Our coverage of the RSA Conference continues. (If you'll be at San Francisco's Moscone Center this week, stop by and say hello to the CyberWire team. We'll be at the Akamai booth, #3625 in the North Hall. We hope to see you there, and we thank Akamai for their hospitality). Apart from the many studies and announcements linked below, the conference's formal opening was noteworthy for its discussions of cyber conflict.
US Secretary of Homeland Security Kirstjen Nielsen yesterday called for international norms for conduct in cyberspace (such norms have yet to emerge) and warned foreign bad actors that they shouldn't think they could strike at the US and it allies with impunity. The US has "a full spectrum of response options" available to it, and she suggested that some of those options might well be exercised.
Opting out of cyber war.
Microsoft's President Brad Smith led the announcement of an industry undertaking to refuse to conduct offensive cyber operations on behalf of any government. Thirty-four companies have signed the Cybersecurity Tech Accord. The companies' concern is commendably irenic, but one notes that the signatories are unlikely to have offensive cyber capabilities as part of their offerings. Microsoft has long pushed for adoption of a "cyber Geneva Convention." The Accord represents a private sector move in that direction.
Comments on conflict, deterrence, and why cyber isn't an isolated domain.
Last night we heard an interesting panel discussion at an event organized by Recorded Future. Three well-informed panelists, Matt Tait, Robert M. Lee, and Juan Andrés Guerrero-Saade, discussed cyber warfare in a session moderated by Recorded Future CEO Christopher Ahlberg. The panel agreed that cyber warfare was undoubtedly real, but also thought it made little sense to talk in terms of a "cyberwar" as a mode of conflict that could be confined and contained within that single, fifth operational domain. This doesn't reflect reality any more than "space war" or "sea war" do. Instead, nations use cyberattack tools in the course of larger conflicts.
We are, the panel thought, effectively in a state of continuing cyber conflict, which is to say, simply in a state of continuing conflict. This is a sharper version of Clausewitz's famous dictum that war is the continuation of policy by other means.

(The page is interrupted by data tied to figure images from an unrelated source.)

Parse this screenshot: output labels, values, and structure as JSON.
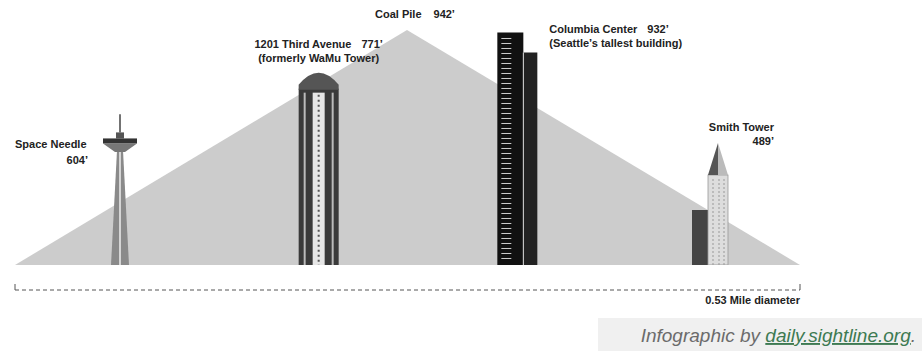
{
  "chart_data": {
    "type": "height_comparison",
    "pile": {
      "label": "Coal Pile",
      "value": 942,
      "value_label": "942’",
      "color": "#cccccc"
    },
    "categories": [
      "Space Needle",
      "1201 Third Avenue",
      "Columbia Center",
      "Smith Tower"
    ],
    "notes": [
      null,
      "(formerly WaMu Tower)",
      "(Seattle’s tallest building)",
      null
    ],
    "values": [
      604,
      771,
      932,
      489
    ],
    "value_labels": [
      "604’",
      "771’",
      "932’",
      "489’"
    ],
    "diameter_label": "0.53 Mile diameter"
  },
  "credit": [
    "Infographic by ",
    "daily.sightline.org",
    "."
  ]
}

Consider, panelist Lee said, speaking more-or-less hypothetically, a hellfire strike against an ISIS cyber operator in the Levant. That sort of (clearly kinetic, and lethal) action might itself be understood in the context of cyber warfare: ISIS operators could not be placed on notice more forcefully that their activities, even if conducted from a keyboard, makes them combatants. This observation clearly has implications for considerations of cyber deterrence.

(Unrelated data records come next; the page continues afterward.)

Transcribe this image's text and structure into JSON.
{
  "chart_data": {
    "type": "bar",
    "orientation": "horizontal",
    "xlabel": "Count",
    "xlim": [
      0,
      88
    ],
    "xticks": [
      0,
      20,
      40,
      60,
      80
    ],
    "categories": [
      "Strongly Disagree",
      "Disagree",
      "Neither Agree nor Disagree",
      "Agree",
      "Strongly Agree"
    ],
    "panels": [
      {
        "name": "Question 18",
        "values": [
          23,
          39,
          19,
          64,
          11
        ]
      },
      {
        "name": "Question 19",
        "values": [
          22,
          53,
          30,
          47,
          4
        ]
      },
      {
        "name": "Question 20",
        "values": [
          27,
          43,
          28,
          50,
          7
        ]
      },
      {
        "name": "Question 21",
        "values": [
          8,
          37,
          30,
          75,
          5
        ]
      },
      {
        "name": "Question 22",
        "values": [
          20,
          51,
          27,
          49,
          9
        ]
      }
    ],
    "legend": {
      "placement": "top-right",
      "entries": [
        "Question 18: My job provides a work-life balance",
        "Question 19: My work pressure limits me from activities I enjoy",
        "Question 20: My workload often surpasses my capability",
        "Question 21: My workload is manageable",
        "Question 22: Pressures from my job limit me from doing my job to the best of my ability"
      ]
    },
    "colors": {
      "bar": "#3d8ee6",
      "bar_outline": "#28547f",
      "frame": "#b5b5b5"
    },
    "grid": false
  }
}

The panel's other operations included thoughts on recognized false-flag operations (Russia's Olympic Destroyer that presented itself as a DPRK operation was the first such false flag recognized and unmasked), on officialdom's unrealistic squeamishness about attribution (Russia's two attacks on Ukraine's power grid were not only obvious, but were intended by the Russians to be seen and interpreted as their work), and a need for clarity when drawing red lines (if NATO intends to invoke Article 5 in response to a cyberattack, the Alliance might in the interest of deterrence say where an attack would rise to the level of an act of war). And there was much skepticism expressed concerning the effect of US indictments of foreign individuals carrying out attacks on behalf of their governments.